Marta, - 16.03.2025 | Termin pobytu: luty 2025
2/3 uznało opinię za pomocną
5.5/6
Przepiękna wycieczka. Trochę długie przejazdy i niejednokrotnie po drodze żwirowej. Problemy z toaletami z powodu ich braku na trasie. Oba kraje przecudowne. Pilot Przemek pomocny generalnie Ok.

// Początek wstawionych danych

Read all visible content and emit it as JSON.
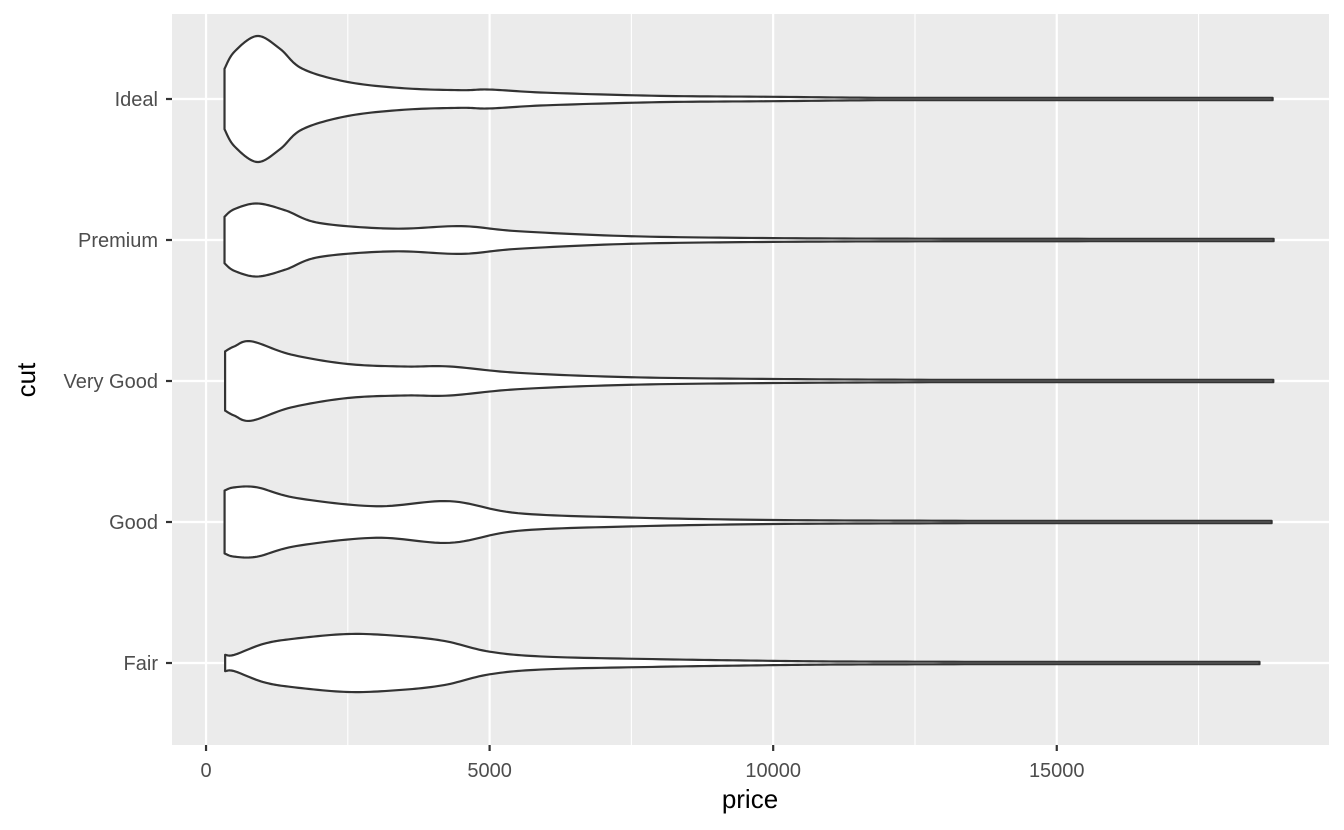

Dawid Krzysztof, Zabrze - 01.10.2023
8/11 uznało opinię za pomocną
5.5/6
Możliwe są dwa scenariusze. Pierwszy zakłada budowanie napięcia i zjazd z pólnocy na południe, natomiast w drugim wariancie zaraz po Buenos leci się na Koniec Świata. O kolejności decyduje rotacja turnusów. Ja podróżowałam właśnie w ten drugi sposób i uważam to nawet za lepsze rozwiązanie. Dzięki niemu można zachwycić się Ziemią Ognistą bo jeszcze nie ma zmęczenia, które pojawia się w drugiej części wyjazdu. Wtedy też punkty w programie nie są tak nagromadzone i można bez szkody dla wrażeń spożytkować przejazdy przez Patagonię na odpoczynek. Wycieczka rozpoczyna się od zwiedzania stolicy Argentyny. Jest to ciekawa rozgrzewka, przed wrażeniami, które dopiero nastapią. Hotel w Buenos jest zlokalizowany w centrum miasta, blisko do supermarketów lub na główną handlową ulicę La Florida. W trakcie przejazdu i krótkich spacerów do kluczowych miejsc miasta można nabrać ogólnego poglądu o metropolii . Perełką moim zdaniem jest kolorowa dzielnica La Boca. Ważne, żeby na serio traktować ostrzeżenia pilotów o zwiększonej ostrożności w danych miejscach. Normalnym widokiem na ulicach Buenos są osoby noszące swoje plecaki z przoodu zamiast na plecach. Nie należy też popadać w przesadny strach, ale zalecam być czujnym, żeby nie było później niepotrzebnych kłopotów. Jednocześnie, jest to jedyne takie miejsce na całej wycieczce, później gęstość zaludnienia spada i widzi się głównie owce i guanaco. Po „przystawce” rozpoczyna się prawdziwe zwiedzanie. Jak wspomniałam wcześniej, moja grupa realizowała program od Ziemi Ognistej do Comodoro Rivadavia, zatem po Buenos lecieliśmy od razu do Ushuaii. Ciekawostka. Na lotach wewnetrznych w Argentynie jest mniejszy limit bagazu rejestrowanego (15 kg) ale za to w bagażu podręcznym nie ma porblemu, żeby przewieźć wodę 1,5 l. W moim odczuciu wszystkie punkty na trasie objazdu są godne uwagi, istnieje taka różnorodność, że nie umiałabym wybrać najlepszego. Dzike zwięrzeta (czasami ma się wrażenie, że to safari ;)) , „wszystko” Końca Świata w Ushuaii, lodowce, wyjątkowe parki narodowe, przyroda niespotykana nigdzie indziej, Andy, mityczne szczyty (Fitz Roy, Torres). Większość wrażeń trudnych do opisania. Wiem, że brzmi to jak banał.